New York state residents now have one extra hour to spend at their favorite bars and restaurants. NYS Gov. Andrew Cuomo has announced that all New York state bars and restaurants can stay open until 11 p.m. starting Feb. 14.
Closing times for bars and restaurants were originally restricted to 10 p.m. starting Nov. 14, 2020, due to rising COVID-19 cases. According to Cuomo’s November announcement, contact tracing identified alcohol-serving establishments as one of the three main areas of COVID-19 spread.
The extension of dining hours is in response to declining hospitalization and infection rates across New York state. According to Cuomo’s February announcement, the statewide 7-day average positivity rate has seen a 35-day consecutive decline since Nov. 30, 2020. As of Feb. 21, the statewide daily positivity rate is 3.4 percent.
Among closing time restrictions, New York state restaurants and bars are required to comply with state-mandated regulations, such as limited indoor capacities, outdoor seating spacing with a six-feet minimum and mandatory employee face coverings.
Local restaurants and bars in Binghamton reported facing many obstacles during the administration of protective statewide measures. Owners and managers of local establishments have mixed feelings about the extended closing time.
Alex Jaffe, owner of The Colonial on Court Street in Downtown Binghamton, said he lost a lot of business since the start of the COVID-19 pandemic but was optimistic about the extended curfew.
“Every hour makes a big difference,” Jaffe said. “It stinks to kick people out at 10 o’clock with a full restaurant, which is what we’ve had to do for three months.”
The one-hour extension is far from normal hours of operation for various Binghamton restaurants and bars. Jade Deluca, general manager at Lost Dog Cafe & Lounge, is looking forward to more changes.
“If we had our lounge open, it would be a little more beneficial,” Deluca said. “[The one-hour extension] hasn’t made too big of an impact, personally.”
Like many local restaurants and bars, Lost Dog Cafe & Lounge has put COVID-19 safety measures in place to ensure customer safety and satisfaction. The lounge area is closed due to state-mandated seating distancing restrictions.

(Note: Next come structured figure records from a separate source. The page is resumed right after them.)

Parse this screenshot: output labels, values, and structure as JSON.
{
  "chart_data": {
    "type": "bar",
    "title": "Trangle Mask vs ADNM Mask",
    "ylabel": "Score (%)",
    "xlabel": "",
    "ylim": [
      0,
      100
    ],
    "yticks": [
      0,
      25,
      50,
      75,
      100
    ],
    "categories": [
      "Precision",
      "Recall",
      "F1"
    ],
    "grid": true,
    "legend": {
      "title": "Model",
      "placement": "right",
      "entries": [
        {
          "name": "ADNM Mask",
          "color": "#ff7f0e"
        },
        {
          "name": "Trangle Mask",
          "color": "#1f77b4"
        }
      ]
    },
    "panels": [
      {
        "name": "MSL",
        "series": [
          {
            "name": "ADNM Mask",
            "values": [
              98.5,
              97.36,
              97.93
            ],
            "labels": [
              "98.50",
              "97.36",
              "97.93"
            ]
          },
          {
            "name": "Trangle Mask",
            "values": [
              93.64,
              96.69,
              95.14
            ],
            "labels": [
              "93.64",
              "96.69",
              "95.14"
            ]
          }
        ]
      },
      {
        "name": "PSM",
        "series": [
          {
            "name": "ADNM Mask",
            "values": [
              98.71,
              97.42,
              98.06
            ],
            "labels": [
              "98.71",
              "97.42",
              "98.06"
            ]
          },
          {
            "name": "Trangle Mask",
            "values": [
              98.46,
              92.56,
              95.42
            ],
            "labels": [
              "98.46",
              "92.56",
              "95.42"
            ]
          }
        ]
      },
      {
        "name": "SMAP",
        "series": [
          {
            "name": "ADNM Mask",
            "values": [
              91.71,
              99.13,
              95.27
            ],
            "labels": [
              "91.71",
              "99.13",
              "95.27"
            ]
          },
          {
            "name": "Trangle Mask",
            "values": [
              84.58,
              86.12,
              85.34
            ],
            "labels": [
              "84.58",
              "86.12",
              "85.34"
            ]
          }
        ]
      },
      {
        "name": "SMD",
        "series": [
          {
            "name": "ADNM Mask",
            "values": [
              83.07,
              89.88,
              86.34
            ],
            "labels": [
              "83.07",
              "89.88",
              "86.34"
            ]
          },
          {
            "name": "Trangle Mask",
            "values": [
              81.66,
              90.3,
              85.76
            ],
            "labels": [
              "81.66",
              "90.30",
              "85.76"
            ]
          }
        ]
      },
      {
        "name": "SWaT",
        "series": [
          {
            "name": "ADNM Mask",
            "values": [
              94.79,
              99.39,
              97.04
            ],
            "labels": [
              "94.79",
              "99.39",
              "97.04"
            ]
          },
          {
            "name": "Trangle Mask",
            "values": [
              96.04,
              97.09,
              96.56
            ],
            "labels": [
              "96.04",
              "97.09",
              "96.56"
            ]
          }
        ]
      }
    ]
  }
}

“We’ve taken [the pandemic] very seriously,” Deluca said. “We space tables, do regular temperature checks, follow limited capacity guidelines, have sanitizing stations and customers can order using QR codes if they don’t feel safe having a server come to the table.”
Jaffe said customer safety is a priority and emphasized the importance of following state-mandated COVID-19 guidelines.
“We’ll follow whatever rules New York state puts in place for us in order to keep people safe,” Jaffe said.
Zachary Vinti, bar manager at Craft, cited the importance of customer support during the pandemic.
“The community’s been in full support ever since COVID-19 began, lots of takeout orders and customers,” Vinti said. “We’re looking forward to what’s next.”
According to Vinti, Craft’s staff and hours have increased independently of Cuomo’s new rule since students have come back for the spring semester. Their cooks, in particular, saw hours cut at the beginning of COVID-19 state-mandated guidelines and have since been able to increase their shifts with more customers.
Taylor Stoffel, a senior double-majoring in sociology and politics, philosophy and law, has over half a decade of experience working in the food industry and questioned the safety of increased in-restaurant dining.
“While it’s true that both employees and business owners need a source of income to survive, it’d be far safer to pay people to stay home or to continue operating on a solely takeout basis than to have dine-in open at all, let alone closer to standard operating hours,” Stoffel said. “What may be just one night after a quantifiable amount of good behavior for one person is going to be the hundredth potential exposure a waiter will be dealing with in order to barely make rent that week. I can also say from experience that customers are not on their best behavior when it comes to following safety protocol.”